DFID wades into local aquaculture with £60,000 investment

Officials at yesterday’s ceremony (from left to right) Chairman of NAAG Beni Sankar, Chief Fisheries Officer Nigel Dharamalall, Agriculture Minister Robert Persaud and British High Commissioner Fraser Wheeler.

The UK-based Department for International Develop-ment (DFID) is partnering with the local aquaculture sector by providing breeding stock of tilapia, in an attempt to diversify and improve the local sector.

Officials at yesterday’s ceremony (from left to right) Chairman of NAAG Beni Sankar, Chief Fisheries Officer Nigel Dharamalall, Agriculture Minister Robert Persaud and British High Commissioner Fraser Wheeler.
Officials at yesterday’s ceremony (from left to right) Chairman of NAAG Beni Sankar, Chief Fisheries Officer Nigel Dharamalall, Agriculture Minister Robert Persaud and British High Commissioner Fraser Wheeler.

At a simple handing over ceremony yesterday, British High Commissioner Fraser Wheeler said that the partnership will see tilapia fingerlings being brought into the country to make a difference in local aquaculture, particularly by diversifying the sector.

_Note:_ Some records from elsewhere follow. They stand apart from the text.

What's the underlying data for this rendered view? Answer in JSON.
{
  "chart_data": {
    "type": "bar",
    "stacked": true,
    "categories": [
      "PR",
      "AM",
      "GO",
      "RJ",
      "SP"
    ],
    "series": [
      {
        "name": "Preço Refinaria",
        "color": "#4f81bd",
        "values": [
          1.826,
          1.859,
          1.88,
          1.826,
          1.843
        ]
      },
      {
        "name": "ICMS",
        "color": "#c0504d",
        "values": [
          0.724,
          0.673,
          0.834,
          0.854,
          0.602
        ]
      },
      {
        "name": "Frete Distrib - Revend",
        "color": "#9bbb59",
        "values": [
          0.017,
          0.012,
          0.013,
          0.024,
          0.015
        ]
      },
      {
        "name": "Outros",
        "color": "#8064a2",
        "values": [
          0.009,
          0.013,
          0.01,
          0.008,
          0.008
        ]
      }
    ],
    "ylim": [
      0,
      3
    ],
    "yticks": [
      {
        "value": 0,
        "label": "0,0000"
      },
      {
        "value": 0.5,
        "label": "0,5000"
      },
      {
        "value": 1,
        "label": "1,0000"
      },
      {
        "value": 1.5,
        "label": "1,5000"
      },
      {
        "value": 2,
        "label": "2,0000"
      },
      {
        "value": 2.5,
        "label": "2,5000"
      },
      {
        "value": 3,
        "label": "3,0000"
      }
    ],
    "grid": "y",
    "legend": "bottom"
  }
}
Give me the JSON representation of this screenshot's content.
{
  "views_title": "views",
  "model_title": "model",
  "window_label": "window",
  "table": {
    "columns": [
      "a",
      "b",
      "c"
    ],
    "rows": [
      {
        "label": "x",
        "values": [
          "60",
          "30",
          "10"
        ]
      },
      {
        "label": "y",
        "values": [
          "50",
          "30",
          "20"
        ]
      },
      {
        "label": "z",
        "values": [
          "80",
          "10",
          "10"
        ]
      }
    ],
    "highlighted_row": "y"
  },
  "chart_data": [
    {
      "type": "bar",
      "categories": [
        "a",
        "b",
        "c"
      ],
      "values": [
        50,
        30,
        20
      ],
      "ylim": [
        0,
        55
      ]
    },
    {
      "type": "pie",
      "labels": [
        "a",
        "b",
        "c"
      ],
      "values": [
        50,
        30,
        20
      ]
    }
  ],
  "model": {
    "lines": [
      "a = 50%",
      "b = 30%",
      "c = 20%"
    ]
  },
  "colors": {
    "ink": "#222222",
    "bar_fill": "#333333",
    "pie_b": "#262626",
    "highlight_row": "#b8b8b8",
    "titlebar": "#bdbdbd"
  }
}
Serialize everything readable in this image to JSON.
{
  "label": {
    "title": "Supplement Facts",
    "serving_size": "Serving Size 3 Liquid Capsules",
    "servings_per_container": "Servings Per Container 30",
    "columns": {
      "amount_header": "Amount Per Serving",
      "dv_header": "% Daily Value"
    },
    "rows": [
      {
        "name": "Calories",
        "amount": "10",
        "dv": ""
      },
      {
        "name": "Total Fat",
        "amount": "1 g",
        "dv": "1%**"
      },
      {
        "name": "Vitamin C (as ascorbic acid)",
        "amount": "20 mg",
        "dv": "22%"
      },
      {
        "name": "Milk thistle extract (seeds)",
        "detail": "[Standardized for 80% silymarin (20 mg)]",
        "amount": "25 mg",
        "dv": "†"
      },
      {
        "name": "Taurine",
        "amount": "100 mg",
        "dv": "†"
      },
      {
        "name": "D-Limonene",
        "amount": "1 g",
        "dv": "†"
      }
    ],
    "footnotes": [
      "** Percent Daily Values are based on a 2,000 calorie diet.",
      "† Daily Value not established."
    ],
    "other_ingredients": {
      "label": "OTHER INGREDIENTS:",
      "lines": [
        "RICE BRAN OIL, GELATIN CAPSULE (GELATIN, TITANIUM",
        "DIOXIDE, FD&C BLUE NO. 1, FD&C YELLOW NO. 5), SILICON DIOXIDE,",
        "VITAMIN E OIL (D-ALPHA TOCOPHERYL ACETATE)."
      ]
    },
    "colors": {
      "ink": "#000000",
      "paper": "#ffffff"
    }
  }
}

This partnership will see the DFID investing a sum of £60,000, which Wheeler said will generate an expected income of US$70 million over a five-year period.

Meanwhile, Agriculture Minister Robert Persaud expressed his gratitude for this donation and applauded the High Commission for its continued support for agriculture.

Persaud said that the British High Commission has also helped in the rearing of Texel sheep locally, a fact that Wheeler also alluded to.

Persaud explained that some areas in the country have already been demarcated specifically to cater for aquaculture related activities and he hoped the land will be properly utilized towards the expansion and improvement of this sector.

Beni Sankar, the chairman of the National Aquaculture Association of Guyana (NAAG), also expressed gratitude for the donation saying that it may have been overdue but used the old adage that “it was better late than never.” He said the NAAG was striving hard to improve the country’s aquaculture and was hoping that by 2015 the sector would reach unprecedented heights and become the chief revenue earner in the country.

The DFID is the part of the UK Government that manages Britain’s aid to poor countries and works to get rid of extreme poverty.